43-year-old Bradshaw began his journey on August 8 from St Arnaud (Nelson Lakes) and finished on October 26 in Fiordland. He skied along the spine of the South Island - a journey of 800km and the vertical metre equivalent of climbing Mt Everest 6 times.
This is the first time the Southern Alps have been traversed on skis and the second ever winter traverse - Graeme Dingle and Jill Tremain traversed the Alps in winter 1971.
To complete the journey Erik had to make the best use of his already advanced kiwi ingenuity - he invented new ski equipment including a unique exoskeleton binding comprising of carbon fibre and Titanium that fitted over a normal walking boot to transform it into a ski boot with crampons.
He also needed an intense and detailed personal plan to cope with extreme winter conditions in the Alps.
"Without doubt it is the hardest thing I have ever done. I had to know what would work and what was too dangerous. If I was too timid I would never succeed, but if I was too bold I wouldn’t make it home again. Developing a good understanding of how my body worked was critical as I pushed myself very hard for 12 hours per day, skiing and climbing then camping in sub zero temperatures. Waking the next day and repeating day after day. To do that without setting tired, sick or injured required a careful and innovative approach."
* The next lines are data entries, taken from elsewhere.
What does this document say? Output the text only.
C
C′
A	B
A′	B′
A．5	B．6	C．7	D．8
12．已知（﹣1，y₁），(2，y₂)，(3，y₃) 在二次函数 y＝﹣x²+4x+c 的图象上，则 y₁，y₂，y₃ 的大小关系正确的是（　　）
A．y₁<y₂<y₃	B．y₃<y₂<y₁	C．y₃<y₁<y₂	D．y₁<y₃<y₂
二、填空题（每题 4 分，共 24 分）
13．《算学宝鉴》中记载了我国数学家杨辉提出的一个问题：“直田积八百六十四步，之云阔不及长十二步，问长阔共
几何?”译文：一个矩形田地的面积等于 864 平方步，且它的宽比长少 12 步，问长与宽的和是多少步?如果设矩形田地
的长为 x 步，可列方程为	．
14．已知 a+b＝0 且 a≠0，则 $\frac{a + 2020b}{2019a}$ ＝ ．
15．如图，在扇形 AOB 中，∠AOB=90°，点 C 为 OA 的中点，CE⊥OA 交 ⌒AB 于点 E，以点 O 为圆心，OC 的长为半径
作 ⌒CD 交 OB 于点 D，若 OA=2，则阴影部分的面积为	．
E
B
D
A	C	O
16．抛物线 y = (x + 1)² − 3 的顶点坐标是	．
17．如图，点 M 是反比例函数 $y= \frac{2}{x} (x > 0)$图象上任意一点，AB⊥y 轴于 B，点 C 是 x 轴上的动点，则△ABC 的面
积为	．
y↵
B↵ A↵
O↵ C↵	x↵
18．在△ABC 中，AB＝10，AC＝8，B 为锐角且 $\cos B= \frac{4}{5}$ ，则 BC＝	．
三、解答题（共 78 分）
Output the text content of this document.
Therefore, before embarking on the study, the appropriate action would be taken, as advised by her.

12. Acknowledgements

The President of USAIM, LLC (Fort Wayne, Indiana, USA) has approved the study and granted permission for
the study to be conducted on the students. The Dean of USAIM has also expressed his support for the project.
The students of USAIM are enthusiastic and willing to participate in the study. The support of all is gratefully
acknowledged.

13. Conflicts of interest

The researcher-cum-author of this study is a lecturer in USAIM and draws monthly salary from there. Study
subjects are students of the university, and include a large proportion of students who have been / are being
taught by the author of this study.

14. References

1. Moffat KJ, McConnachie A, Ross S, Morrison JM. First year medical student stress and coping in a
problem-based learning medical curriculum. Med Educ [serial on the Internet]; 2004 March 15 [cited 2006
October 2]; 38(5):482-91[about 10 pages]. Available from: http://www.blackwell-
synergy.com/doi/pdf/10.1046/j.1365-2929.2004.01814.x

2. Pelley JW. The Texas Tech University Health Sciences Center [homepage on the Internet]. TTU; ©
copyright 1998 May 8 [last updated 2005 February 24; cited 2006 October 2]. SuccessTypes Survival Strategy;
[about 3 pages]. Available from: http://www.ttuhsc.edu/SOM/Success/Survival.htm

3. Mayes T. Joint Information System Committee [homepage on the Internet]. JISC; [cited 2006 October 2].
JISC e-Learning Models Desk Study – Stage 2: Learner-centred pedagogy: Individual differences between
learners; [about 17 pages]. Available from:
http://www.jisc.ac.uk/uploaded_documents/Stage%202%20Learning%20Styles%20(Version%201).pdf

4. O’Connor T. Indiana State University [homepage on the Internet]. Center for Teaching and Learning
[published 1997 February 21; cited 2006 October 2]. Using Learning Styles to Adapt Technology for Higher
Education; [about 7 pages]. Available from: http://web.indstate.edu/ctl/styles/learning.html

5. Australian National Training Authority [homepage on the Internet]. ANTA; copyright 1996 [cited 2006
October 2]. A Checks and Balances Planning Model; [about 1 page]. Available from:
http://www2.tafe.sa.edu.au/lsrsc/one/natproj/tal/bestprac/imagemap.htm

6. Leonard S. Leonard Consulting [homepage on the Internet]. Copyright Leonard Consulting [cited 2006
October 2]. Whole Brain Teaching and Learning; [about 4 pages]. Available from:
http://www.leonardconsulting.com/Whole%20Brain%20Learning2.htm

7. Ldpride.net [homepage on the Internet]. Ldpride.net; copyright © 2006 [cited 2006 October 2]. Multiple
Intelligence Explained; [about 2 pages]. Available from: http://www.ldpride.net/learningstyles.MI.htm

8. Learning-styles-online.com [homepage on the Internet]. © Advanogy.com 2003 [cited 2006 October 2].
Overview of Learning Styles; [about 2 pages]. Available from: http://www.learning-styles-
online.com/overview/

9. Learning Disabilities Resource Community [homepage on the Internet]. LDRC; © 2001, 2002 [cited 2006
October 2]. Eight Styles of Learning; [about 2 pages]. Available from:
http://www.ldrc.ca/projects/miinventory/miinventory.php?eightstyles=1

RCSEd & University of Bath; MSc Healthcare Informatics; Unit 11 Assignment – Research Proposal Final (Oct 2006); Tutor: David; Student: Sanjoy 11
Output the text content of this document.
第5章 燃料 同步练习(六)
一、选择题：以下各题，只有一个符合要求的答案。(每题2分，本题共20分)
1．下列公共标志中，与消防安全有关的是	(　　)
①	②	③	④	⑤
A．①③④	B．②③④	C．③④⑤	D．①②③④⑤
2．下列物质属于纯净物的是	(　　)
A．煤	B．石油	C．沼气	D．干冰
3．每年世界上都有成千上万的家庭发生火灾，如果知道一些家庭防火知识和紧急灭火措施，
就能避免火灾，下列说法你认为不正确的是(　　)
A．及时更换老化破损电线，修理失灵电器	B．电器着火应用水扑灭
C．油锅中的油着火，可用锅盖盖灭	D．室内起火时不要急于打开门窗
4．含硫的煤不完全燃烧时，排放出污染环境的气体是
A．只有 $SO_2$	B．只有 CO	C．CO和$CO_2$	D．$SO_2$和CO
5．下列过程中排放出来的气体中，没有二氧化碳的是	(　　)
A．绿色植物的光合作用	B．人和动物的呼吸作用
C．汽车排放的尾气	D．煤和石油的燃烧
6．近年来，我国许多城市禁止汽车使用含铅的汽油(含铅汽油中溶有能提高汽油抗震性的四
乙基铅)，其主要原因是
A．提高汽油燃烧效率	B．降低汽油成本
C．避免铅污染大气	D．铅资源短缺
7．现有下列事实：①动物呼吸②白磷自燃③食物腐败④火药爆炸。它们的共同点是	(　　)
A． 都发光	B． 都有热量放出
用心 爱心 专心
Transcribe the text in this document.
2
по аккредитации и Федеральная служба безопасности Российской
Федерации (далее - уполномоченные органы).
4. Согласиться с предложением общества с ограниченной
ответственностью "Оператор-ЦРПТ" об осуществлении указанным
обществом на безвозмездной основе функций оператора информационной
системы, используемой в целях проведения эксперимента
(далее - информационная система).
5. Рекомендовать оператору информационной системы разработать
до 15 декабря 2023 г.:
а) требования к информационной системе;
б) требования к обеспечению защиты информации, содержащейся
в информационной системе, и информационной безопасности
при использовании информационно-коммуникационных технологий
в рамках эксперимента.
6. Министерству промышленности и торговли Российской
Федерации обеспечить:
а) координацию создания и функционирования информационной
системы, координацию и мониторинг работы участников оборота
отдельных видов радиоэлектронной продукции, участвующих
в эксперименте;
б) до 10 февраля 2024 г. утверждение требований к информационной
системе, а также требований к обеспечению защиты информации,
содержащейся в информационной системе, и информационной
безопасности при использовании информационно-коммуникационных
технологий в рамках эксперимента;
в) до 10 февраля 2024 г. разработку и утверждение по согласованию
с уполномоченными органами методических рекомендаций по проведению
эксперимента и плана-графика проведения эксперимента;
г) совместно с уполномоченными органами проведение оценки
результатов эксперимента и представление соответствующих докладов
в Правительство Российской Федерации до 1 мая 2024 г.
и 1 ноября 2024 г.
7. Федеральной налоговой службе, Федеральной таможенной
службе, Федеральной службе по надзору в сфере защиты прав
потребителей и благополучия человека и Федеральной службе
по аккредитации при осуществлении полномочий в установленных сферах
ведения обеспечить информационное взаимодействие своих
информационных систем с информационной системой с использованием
The traverse was completed in several legs with Bradshaw restocking and repairing equipment when his journey brought him into contact with civilization. At one point he broke a pair of expensive European skis and had to call on that ingenuity to make a replacement pair with the help of friend Richard Harcourt during a supply stop.
During the traverse Bradshaw survived sub zero temperatures and raging storms in a tiny tent.
"Sometimes it was miserable, in a small tent coated in ice being flattened by a storm knowing you are a long way from home. But other times it was breathtakingly beautiful with towering snow capped mountains, blue skies and amazing snow.
"When I first thought of attempting this ski traverse I thought it was a crazy idea, but as I developed new ski equipment and experimented with how to travel fast in the mountains I realised I could succeed with great preparation and focus. In the end, the hardest part was maintaining the optimism and mental drive to keep pushing over what is a huge chain of steep mountains."
Highlights of the trip were the more remote areas such as the Snowball and Volta Glaciers, the Upper Hunter and Te Naihi Rivers and the Garden of Allah and Eden Ice Plateaus.
“It was a real treat to visit such places and some areas such as the Te Naihi have probably never been visited on skis before. And, we have fantastic powder skiing in our mountains that I hadn’t experienced before."
Bradshaw started backcountry skiing when he was 15 and has been a keen mountain climber since he could walk. He has climbed and skied throughout New Zealand and the world including the Antarctic and in 2006, along with partner Christine Ryan, was awarded a Royal Humane Society Bravery medal for the rescue of trampers in the Matukituki. He and Ryan established and continue to run a tourism specific software business Ibis Technology which provides a fully integrated, real time, comprehensive management systems for some of the biggest companies in New Zealand tourism. They have a 15 month old son and live in Queenstown.